A alta comissária de Direitos Humanos da Organização das Nações Unidas (ONU), Navi Pillay, considerou "um passo vital para lidar com abusos passados" a criação da Comissão da Verdade no Brasil. Para ela, a formação desse grupo, que terá sete pessoas, é também "uma importante primeira medida para investigar violações" ocorridas entre 1946 e 1988. A lei que cria a Comissão da Verdade foi sancionada pela presidente Dilma Rousseff e prevê a apuração de atos de desrespeito aos direitos humanos em um período que abrange a ditadura militar. A iniciativa tem como objetivo esclarecer fatos, mas não terá caráter punitivo.
Os membros da comissão serão escolhidos por Dilma com base em critérios como conduta ética e atuação em defesa dos direitos humanos. O grupo terá dois anos para ouvir depoimentos em todo o país, requisitar e analisar documentos que ajudem a esclarecer violações.
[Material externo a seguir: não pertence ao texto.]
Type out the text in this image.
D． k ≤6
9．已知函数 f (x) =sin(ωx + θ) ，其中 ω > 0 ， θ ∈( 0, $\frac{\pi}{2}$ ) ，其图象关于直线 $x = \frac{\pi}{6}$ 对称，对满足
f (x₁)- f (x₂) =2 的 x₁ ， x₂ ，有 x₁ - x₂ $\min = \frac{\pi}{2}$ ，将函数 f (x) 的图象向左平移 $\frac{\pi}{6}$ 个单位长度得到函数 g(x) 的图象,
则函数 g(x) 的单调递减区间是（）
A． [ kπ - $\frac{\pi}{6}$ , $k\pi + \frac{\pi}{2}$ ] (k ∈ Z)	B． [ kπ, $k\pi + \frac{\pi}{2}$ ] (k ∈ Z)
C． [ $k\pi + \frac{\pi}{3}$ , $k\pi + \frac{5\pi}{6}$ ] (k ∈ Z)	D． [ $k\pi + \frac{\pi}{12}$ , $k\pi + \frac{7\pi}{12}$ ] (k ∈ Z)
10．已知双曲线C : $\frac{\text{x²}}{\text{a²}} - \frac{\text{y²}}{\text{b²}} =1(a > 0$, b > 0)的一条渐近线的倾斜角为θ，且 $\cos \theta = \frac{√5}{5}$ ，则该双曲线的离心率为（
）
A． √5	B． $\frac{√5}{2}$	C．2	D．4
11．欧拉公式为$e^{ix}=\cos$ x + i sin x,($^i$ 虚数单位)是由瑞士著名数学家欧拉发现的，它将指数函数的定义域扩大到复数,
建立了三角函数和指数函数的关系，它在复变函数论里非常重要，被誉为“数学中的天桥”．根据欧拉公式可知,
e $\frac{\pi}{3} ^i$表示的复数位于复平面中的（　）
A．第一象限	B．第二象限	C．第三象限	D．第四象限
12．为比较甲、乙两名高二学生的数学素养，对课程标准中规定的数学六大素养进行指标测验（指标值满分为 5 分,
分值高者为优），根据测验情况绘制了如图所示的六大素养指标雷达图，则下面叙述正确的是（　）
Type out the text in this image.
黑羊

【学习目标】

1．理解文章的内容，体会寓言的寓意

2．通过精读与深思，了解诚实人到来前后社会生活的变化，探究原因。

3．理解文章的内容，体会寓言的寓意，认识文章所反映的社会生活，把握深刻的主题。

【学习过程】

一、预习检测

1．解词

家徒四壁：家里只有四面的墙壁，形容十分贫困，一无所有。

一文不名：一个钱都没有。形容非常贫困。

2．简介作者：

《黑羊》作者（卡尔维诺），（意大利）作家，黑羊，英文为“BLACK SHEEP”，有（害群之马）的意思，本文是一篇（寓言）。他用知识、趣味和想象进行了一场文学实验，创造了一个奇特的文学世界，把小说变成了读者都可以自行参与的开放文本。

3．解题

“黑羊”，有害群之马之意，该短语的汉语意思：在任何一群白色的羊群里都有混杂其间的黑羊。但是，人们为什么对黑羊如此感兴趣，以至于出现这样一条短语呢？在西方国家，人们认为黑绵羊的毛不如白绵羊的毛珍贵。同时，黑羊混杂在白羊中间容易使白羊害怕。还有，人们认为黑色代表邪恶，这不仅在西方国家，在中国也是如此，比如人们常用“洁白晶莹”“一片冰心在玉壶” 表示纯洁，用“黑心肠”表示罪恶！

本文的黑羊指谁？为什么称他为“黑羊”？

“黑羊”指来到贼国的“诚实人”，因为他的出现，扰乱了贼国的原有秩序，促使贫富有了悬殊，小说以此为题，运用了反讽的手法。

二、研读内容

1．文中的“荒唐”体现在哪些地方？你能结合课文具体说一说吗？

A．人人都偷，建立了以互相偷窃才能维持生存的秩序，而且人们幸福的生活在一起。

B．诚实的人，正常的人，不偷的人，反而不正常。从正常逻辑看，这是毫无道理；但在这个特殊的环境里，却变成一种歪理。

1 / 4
Em comunicado, o Alto Comissariado de Direitos Humanos da ONU diz "esperar que [a comissão] pavimente o caminho para futura prestação de contas por parte das pessoas responsáveis por mortes, torturas, desaparecimentos forçados e outras atrocidades". Para a comissária Navi Pillay, a comissão "mostra o comprometimento do Brasil em lidar com [questões relativas a] direitos humanos em casa e no mundo".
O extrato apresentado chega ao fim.